Prozessbevollmächtigte: XXXX
Geschäftszeichen:XXXX

gegen

XXXX

Beklagter

Prozessbevollmächtigte: AID24 Rechtsanwaltskanzlei Herr RA Christoph Scholze Deltahouse, Gustav-Stresemann-Ring 1, 65189 Wiesbaden
Geschäftszeichen: XXXX

hat das Amtsgericht Frankfurt am Main durch die Richterin am Amtsgericht XXXX aufgrund der mündlichen Verhandlung vom 19.09.2014 für Recht erkannt:

Die Klage wird abgewiesen.

Die Klägerin hat die Kosten des Rechtstreits zu tragen.

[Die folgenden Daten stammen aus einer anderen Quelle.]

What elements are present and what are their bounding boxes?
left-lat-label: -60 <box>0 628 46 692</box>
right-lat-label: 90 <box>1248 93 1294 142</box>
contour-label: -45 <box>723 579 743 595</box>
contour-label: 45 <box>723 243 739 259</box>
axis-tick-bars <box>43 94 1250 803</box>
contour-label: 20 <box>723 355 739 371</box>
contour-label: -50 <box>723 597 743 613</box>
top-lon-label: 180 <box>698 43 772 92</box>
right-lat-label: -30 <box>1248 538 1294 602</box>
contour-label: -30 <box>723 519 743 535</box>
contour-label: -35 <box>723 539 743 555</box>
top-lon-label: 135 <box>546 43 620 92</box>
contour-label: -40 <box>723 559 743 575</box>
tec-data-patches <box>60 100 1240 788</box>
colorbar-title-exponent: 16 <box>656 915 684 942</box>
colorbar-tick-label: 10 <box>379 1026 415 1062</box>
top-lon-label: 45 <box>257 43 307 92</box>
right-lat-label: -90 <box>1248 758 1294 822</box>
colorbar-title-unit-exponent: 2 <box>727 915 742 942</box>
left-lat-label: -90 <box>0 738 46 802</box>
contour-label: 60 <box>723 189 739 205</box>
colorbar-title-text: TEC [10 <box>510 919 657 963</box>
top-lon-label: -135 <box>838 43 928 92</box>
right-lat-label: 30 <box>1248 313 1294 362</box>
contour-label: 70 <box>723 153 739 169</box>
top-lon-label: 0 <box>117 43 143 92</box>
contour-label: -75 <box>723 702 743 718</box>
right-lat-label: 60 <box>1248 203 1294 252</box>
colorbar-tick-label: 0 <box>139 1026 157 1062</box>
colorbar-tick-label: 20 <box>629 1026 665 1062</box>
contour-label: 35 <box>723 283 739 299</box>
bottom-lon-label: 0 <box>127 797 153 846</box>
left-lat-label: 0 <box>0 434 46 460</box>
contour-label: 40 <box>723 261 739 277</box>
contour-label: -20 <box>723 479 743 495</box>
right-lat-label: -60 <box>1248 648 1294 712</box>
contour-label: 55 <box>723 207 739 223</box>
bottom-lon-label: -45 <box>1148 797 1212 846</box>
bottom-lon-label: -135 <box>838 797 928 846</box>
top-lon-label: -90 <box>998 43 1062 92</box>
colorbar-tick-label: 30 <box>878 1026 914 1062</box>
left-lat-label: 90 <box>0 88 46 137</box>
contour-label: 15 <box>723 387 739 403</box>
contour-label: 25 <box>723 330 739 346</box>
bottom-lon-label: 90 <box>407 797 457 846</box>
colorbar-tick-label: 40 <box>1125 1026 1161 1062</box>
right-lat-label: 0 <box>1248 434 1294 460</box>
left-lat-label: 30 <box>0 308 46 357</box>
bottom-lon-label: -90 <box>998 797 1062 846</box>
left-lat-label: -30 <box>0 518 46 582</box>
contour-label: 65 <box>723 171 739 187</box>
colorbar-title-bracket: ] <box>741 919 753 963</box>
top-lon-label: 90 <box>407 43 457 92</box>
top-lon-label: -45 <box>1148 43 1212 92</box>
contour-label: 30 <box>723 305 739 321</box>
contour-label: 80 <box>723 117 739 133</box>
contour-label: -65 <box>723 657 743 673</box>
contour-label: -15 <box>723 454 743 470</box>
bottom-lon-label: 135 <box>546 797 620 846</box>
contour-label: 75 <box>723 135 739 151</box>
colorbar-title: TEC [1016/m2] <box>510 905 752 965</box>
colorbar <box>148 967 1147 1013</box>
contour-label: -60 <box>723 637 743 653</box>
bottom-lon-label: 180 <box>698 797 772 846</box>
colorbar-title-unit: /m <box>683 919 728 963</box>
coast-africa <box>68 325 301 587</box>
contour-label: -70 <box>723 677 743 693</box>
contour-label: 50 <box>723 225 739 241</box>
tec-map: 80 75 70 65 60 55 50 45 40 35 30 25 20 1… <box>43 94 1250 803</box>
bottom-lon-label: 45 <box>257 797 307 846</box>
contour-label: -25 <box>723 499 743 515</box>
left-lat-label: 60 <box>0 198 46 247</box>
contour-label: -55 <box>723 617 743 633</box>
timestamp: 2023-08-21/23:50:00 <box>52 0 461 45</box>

Das Urteil ist vorläufig vollstreckbar. Die Klägerin kann die Vollstreckung abwenden durch Sicherheitsleistung in Höhe von 110 % des aus dem Urteil vollstreckbaren Betrages, wenn nicht der Beklagte vor der Vollstreckung Sicherheit in Höhe von 110 % des jeweils zu vollstreckenden Betrages leistet.

 

Tatbestand

Die Klägerin begehrt Kostenersatz für eine erfolgte Abmahnung in Zusammenhang mit einer behaupteten Urheberrechtsverletzung.

Mit anwaltlichem Schreiben vom 06.09.2010 mahnte die Klägerin den Beklagten aufgrund einer behaupteten Urheberrechtsverletzung vom 13.03.2010, 16.42 Uhr ab. Der Beklagte soll als Nutzer eines Peer-to-Peer Netzwerkes den Film „The Graves" öffentlich zugänglich gemacht haben.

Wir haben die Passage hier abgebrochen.